La visite de Kerkenatiss, leader d’un groupement artisanale de l’île de Kerkennah, a également été au menu du déplacement du ministre. Lors de sa rencontre avec la fondatrice de ce commerce, Fatma Samet, celle-ci a assuré qu’elle accorde beaucoup d’importance au savoir faire des artisans kerkeniens, qui constituent, pour elle, une richesse et un potentiel ayant permis à son projet de mûrir depuis… quatre décennies.
Véritable bijou de la nature, notamment de par sa position stratégique au bord de la Méditerranée ainsi que ses spécificités naturelles, l’archipel de Kerkennah pourrait devenir une destination touristique de choix, si plusieurs ingrédients venaient à se rassembler, à commencer par l’allègement de son isolement relatif, par rapport au reste de la Tunisie.
En effet, pour se rendre à l’île située à 10 km au large de Sfax, il n’y a qu’un seul moyen de transport : le bac Sfax – Kerkennah, où la traversée dure plus d’une heure.

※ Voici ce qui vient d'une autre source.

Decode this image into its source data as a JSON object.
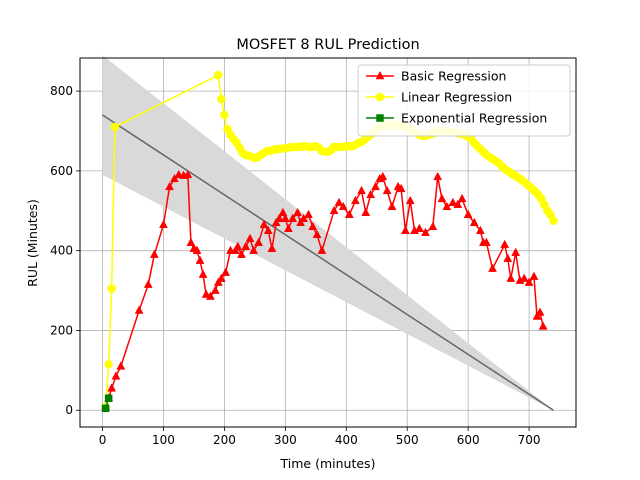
{
  "chart_data": {
    "type": "line",
    "title": "MOSFET 8 RUL Prediction",
    "xlabel": "Time (minutes)",
    "ylabel": "RUL (Minutes)",
    "xlim": [
      -37,
      777
    ],
    "ylim": [
      -42,
      883
    ],
    "xticks": [
      0,
      100,
      200,
      300,
      400,
      500,
      600,
      700
    ],
    "yticks": [
      0,
      200,
      400,
      600,
      800
    ],
    "grid": true,
    "legend_position": "upper-right",
    "series": [
      {
        "name": "Basic Regression",
        "color": "#ff0000",
        "marker": "triangle",
        "x": [
          5,
          10,
          15,
          22,
          30,
          60,
          75,
          85,
          100,
          110,
          118,
          125,
          133,
          140,
          145,
          150,
          155,
          160,
          165,
          170,
          177,
          185,
          190,
          195,
          202,
          210,
          218,
          222,
          228,
          235,
          242,
          248,
          256,
          265,
          272,
          278,
          285,
          290,
          296,
          300,
          305,
          312,
          320,
          325,
          330,
          338,
          345,
          352,
          360,
          380,
          388,
          395,
          405,
          415,
          425,
          432,
          440,
          448,
          455,
          460,
          467,
          475,
          485,
          490,
          497,
          505,
          512,
          520,
          530,
          542,
          550,
          557,
          565,
          575,
          583,
          590,
          600,
          610,
          620,
          625,
          630,
          640,
          660,
          665,
          670,
          678,
          685,
          692,
          700,
          708,
          713,
          718,
          723
        ],
        "y": [
          10,
          30,
          55,
          85,
          110,
          250,
          315,
          390,
          465,
          560,
          580,
          590,
          588,
          590,
          420,
          405,
          400,
          375,
          340,
          290,
          285,
          300,
          320,
          330,
          345,
          400,
          400,
          410,
          390,
          410,
          430,
          400,
          420,
          465,
          450,
          405,
          470,
          480,
          495,
          480,
          455,
          480,
          495,
          470,
          480,
          490,
          460,
          440,
          400,
          500,
          520,
          510,
          490,
          525,
          550,
          495,
          540,
          560,
          580,
          585,
          550,
          510,
          560,
          555,
          450,
          525,
          450,
          455,
          445,
          460,
          585,
          530,
          510,
          520,
          515,
          530,
          490,
          470,
          450,
          420,
          420,
          355,
          415,
          380,
          330,
          395,
          325,
          330,
          320,
          335,
          235,
          245,
          210
        ]
      },
      {
        "name": "Linear Regression",
        "color": "#ffff00",
        "marker": "circle",
        "x": [
          5,
          10,
          15,
          20,
          190,
          195,
          200,
          205,
          210,
          215,
          220,
          225,
          230,
          235,
          240,
          245,
          250,
          255,
          260,
          265,
          270,
          275,
          280,
          285,
          290,
          295,
          300,
          305,
          310,
          315,
          320,
          325,
          330,
          335,
          340,
          345,
          350,
          355,
          360,
          365,
          370,
          375,
          380,
          385,
          390,
          395,
          400,
          405,
          410,
          415,
          420,
          425,
          430,
          435,
          440,
          445,
          450,
          455,
          460,
          465,
          470,
          475,
          480,
          485,
          490,
          495,
          500,
          505,
          510,
          515,
          520,
          525,
          530,
          535,
          540,
          545,
          550,
          555,
          560,
          565,
          570,
          575,
          580,
          585,
          590,
          595,
          600,
          605,
          610,
          615,
          620,
          625,
          630,
          635,
          640,
          645,
          650,
          655,
          660,
          665,
          670,
          675,
          680,
          685,
          690,
          695,
          700,
          705,
          710,
          715,
          720,
          725,
          730,
          735,
          740
        ],
        "y": [
          8,
          115,
          305,
          710,
          840,
          780,
          740,
          705,
          690,
          680,
          670,
          658,
          645,
          640,
          638,
          635,
          632,
          635,
          640,
          645,
          650,
          650,
          652,
          655,
          655,
          656,
          657,
          658,
          660,
          660,
          660,
          660,
          662,
          661,
          660,
          660,
          662,
          658,
          650,
          648,
          648,
          652,
          660,
          660,
          660,
          660,
          662,
          662,
          662,
          665,
          670,
          672,
          678,
          685,
          690,
          698,
          705,
          710,
          712,
          715,
          715,
          715,
          715,
          712,
          712,
          710,
          710,
          705,
          700,
          695,
          690,
          688,
          688,
          690,
          692,
          695,
          698,
          700,
          700,
          700,
          700,
          698,
          696,
          694,
          692,
          690,
          685,
          680,
          670,
          662,
          655,
          648,
          640,
          635,
          630,
          625,
          620,
          612,
          605,
          600,
          595,
          590,
          585,
          580,
          575,
          568,
          562,
          555,
          548,
          540,
          530,
          515,
          500,
          490,
          475
        ]
      },
      {
        "name": "Exponential Regression",
        "color": "#008000",
        "marker": "square",
        "x": [
          5,
          10
        ],
        "y": [
          5,
          30
        ]
      }
    ],
    "fit_line": {
      "color": "#666666",
      "x": [
        0,
        740
      ],
      "y": [
        740,
        0
      ]
    },
    "confidence_band": {
      "color": "#d9d9d9",
      "x": [
        0,
        740
      ],
      "upper": [
        890,
        0
      ],
      "lower": [
        590,
        0
      ]
    }
  }
}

D’autre part, la pollution, qui commence à fragiliser ce territoire pourtant d’une grande richesse écologique, ainsi que les problèmes sociaux conduisant notamment à la migration clandestine vers l’Europe, à partir du port El Attaya, sont autant d’éléments qui préoccupent les Kerkenniens, et qui doivent être résolus avant de viser «le décollage du tourisme» dans cette région.
Alors que la Tunisie connaît une période d’instabilité politique et de crise économique probablement sans précédent, le tourisme reste l’un des secteurs qui portent le plus d’espoir pour l’avenir de ce pays. Mais la mission de promouvoir le gouvernorat de Sfax, à des fins touristiques, est particulièrement difficile, nécessitant de la volonté et également du souffle.